The Microsoft licence doesn't cover recipients further downstream – for instance if a Red Hat customer gives a copy of the software to a partner. Because Microsoft is limiting the licence to the vendor and its first customer, it runs foul with the GPL.

The open source licence explicitly prohibits such discriminatory licensing. The open source licence therefore renders the EU mandated patent licensing useless to GPL vendors, argued Webbink.

The overall agreement does however have some value to open source vendors.

"It will take some degree of effort, but one should not assume that they will simply have to take the patent licence," said Webbink.

"This is the best solution within the constraints that the Commission has to live with. It's not a perfect solution, but it's a solution that open source could potentially work with. It will take some further work."

Microsoft's patents are estimated to cover only 25 to 30 percent of the interoperability information. A company could purchase the non-public interoperability information and use it to build software that stays clear of areas that are covered by Microsoft's patents.
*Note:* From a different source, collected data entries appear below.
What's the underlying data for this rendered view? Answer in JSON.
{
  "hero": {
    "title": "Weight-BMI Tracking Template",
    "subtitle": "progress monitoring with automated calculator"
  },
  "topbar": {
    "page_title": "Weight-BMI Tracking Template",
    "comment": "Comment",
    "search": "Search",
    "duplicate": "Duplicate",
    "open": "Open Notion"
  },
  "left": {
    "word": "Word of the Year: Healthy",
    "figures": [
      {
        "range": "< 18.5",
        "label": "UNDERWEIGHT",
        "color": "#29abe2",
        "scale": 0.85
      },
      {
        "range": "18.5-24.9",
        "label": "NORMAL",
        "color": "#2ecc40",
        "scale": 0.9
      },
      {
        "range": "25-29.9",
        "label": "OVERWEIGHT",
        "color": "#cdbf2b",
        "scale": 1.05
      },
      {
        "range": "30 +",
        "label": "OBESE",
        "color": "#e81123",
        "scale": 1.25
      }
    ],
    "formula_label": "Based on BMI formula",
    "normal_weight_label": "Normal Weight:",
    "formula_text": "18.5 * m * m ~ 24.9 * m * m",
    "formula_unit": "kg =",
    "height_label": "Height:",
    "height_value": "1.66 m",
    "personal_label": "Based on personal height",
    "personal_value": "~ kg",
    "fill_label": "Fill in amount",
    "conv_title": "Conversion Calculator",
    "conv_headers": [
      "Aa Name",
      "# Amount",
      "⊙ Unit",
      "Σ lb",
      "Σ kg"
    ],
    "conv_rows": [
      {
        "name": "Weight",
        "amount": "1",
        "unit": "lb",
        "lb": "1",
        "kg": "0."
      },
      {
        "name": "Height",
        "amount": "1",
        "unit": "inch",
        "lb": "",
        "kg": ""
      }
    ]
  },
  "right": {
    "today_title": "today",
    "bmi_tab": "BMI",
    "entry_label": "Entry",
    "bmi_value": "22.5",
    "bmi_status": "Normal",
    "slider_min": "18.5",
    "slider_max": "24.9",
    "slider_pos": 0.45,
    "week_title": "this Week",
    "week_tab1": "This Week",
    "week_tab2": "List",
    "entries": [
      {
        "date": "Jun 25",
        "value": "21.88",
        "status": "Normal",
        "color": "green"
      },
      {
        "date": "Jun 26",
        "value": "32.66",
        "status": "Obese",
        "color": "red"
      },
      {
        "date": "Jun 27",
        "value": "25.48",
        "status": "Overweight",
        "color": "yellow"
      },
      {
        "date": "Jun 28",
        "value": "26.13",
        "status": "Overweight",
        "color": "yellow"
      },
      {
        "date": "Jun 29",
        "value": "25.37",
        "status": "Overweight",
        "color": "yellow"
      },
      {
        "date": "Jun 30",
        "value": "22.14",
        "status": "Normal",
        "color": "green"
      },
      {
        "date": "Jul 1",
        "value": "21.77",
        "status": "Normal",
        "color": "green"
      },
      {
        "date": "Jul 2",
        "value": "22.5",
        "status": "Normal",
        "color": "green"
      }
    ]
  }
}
Webbink also suggested that the Open Innovation Network (OIN) could build a patent portfolio to cover Microsoft interoperability. The company collects patents that cover key open source applications and uses those to defend the software from patent threats. If Microsoft would file a patent claims against an open source vendor in the interoperability space, OIN could use its patents to lodge a counterclaim.

Some of Microsoft's patents will prove to be unenforceable. Or developers could work around the patent by architecting their software in such a way that the Microsoft patents don't apply.